Fin de año

Se acerca el Buen Fin que es una iniciativa de gobierno y empresas para revitalizar el comercio. Años anteriores el proyecto ha sido muy fructífero. Este año, y en nuestros municipios, se ha tomado con seriedad y profesionalismo por parte de los departamentos de Desarrollo Económico y Turismo. Habrá personal de apoyo para orientar y acompañar los posibles compradores. Tendrán información sobre comercios, estacionamientos, restaurantes, líneas de producción, servicios diversos, etc. Serán pagados por Presidencia así que no deberán aceptar propinas de los clientes.

Morleón y Uriangato se concentrarán en el comercio textil, mientras que Yuriria lo hará en la actividad turística.
El comprador encontrará una infinita variedad de productos y ropa para todos los gustos a precios accesibles. De hecho muchos compradores foráneos han hecho empresas lucrativas a partir de esta acción tan simple: elegir la ropa, comprarla, exhibirla atractivamente y doblar o hasta triplicar el precio. Si viaja uno a ciudades cercanas y tiene la curiosidad de preguntar en las tiendas por el precio y verifica la calidad de la prenda, se da uno cuenta de que muchos comerciantes están perdiendo tiempo y dinero vendiendo ropa que no es fabricada en nuestra región. Usualmente la ropa en las tiendas comunes de esas ciudades es pasada de moda, mal cortada, con diseño atrasado y mal terminada. Y para completar el cuadro, a precios excesivos.

Todo cuanto se haga para difundir nuestras virtudes y fortalezas redundará en un bien general pues la mayoría de la población, en una forma u otra, estamos conectados con la actividad textil o comercial. Si a eso le vamos agregando –por vía de convencimiento- la iniciativa de regular el tráfico y el comercio informal en las miles de tiendas que unen a Moroleón y Uriangato, el beneficio sería incalculable. Hay quien pone un pequeño tendedero y ocupa una esquina o una banqueta y los compradores deben caminar por la calle con el consiguiente riesgo. Los que venden fruta, comida, discos, plumeros, agua fresca, fruta picada, y cientos de artículos inimaginables ocupan otros espacios que reducen la vía.

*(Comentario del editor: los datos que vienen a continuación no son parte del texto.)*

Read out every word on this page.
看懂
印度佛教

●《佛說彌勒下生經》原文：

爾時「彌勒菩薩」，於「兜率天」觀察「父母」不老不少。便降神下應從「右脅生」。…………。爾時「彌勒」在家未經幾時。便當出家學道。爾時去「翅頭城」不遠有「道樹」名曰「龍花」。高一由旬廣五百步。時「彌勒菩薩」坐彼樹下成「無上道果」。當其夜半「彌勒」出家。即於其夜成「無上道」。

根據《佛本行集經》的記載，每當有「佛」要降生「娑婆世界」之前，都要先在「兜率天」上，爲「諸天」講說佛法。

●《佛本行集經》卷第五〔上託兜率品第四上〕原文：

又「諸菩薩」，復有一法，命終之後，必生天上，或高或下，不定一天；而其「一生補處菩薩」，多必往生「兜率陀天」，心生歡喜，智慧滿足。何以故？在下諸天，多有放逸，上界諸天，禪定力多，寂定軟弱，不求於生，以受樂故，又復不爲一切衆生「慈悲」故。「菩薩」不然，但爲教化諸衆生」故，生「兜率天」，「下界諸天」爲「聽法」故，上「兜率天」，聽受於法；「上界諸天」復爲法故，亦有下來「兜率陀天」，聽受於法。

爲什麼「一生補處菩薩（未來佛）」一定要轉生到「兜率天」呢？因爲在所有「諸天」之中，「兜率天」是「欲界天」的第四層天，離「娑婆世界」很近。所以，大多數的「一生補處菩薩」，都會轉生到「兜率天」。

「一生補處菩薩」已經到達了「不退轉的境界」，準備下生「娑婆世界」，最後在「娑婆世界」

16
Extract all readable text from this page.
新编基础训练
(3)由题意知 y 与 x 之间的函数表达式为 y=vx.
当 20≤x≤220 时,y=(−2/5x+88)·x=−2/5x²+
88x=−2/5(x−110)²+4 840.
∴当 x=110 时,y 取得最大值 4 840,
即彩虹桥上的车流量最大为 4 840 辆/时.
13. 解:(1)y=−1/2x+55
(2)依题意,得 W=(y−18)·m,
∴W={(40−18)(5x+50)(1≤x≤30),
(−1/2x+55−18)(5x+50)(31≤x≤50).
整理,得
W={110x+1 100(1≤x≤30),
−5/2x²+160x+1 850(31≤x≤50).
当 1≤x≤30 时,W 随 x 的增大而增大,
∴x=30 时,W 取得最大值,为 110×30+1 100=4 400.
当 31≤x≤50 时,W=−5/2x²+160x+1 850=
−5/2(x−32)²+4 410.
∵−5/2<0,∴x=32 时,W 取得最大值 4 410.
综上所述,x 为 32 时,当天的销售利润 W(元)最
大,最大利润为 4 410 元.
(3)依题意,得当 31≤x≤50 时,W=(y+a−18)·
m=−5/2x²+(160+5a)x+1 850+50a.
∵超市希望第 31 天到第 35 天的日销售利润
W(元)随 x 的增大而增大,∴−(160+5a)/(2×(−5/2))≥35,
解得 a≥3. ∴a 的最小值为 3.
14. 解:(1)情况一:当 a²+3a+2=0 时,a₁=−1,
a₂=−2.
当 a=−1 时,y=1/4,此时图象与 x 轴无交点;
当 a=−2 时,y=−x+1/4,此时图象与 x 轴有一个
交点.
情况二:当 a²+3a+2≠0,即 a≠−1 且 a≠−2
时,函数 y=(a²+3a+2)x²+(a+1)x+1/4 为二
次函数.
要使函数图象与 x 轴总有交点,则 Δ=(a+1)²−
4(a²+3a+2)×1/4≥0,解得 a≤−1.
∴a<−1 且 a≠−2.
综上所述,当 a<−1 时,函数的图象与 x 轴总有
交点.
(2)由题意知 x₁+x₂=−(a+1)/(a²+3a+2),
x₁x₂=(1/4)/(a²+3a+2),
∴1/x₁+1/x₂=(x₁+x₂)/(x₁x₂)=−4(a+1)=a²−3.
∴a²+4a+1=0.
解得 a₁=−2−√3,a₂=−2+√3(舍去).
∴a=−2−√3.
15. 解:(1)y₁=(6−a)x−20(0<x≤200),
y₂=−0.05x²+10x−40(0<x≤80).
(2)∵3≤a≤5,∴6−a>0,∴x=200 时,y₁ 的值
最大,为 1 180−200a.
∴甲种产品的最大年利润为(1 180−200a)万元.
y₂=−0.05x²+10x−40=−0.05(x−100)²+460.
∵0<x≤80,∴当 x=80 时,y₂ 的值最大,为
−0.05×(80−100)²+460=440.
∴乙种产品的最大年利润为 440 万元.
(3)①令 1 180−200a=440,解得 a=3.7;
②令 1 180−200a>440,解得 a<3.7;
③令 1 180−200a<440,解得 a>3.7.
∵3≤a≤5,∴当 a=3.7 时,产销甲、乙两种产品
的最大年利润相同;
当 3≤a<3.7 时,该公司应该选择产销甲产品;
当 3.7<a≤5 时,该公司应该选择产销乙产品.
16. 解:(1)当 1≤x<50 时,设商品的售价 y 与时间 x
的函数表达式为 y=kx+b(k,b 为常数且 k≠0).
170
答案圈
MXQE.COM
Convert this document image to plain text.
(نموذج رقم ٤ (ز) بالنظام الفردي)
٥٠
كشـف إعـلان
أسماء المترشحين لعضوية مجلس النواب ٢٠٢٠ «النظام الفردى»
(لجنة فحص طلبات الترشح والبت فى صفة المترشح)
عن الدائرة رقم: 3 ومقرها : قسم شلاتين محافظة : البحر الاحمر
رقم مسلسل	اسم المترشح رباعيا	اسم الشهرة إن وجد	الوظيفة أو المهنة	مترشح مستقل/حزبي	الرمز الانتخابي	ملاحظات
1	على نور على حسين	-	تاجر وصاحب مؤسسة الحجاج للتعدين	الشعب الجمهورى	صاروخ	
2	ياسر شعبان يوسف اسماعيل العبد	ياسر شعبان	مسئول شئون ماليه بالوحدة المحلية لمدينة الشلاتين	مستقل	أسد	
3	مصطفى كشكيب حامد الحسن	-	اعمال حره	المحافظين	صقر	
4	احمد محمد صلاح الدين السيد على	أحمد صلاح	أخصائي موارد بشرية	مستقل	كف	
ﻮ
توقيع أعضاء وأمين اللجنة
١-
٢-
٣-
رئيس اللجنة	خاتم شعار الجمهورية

Hay quienes han liberado las banquetas pero el espacio sigue siendo reducido y la gente prefiere caminar por la calle cuidando de evitar las veloces motos que entregan comida, o esquivando los coches o camionetas estacionadas. Sería estupendo que estas calles se convirtieran en peatonales con zona de guarda, descanso, vigilancia y señalamientos. Poco a poco los compradores se sentirían tomados en cuenta y quizá las ventas se acrecentarían al tiempo que el servicio y la atención también crecen. La unión y entendimiento entre los municipios es una buena señal que puede anunciar tiempos mejores especialmente para el comercio.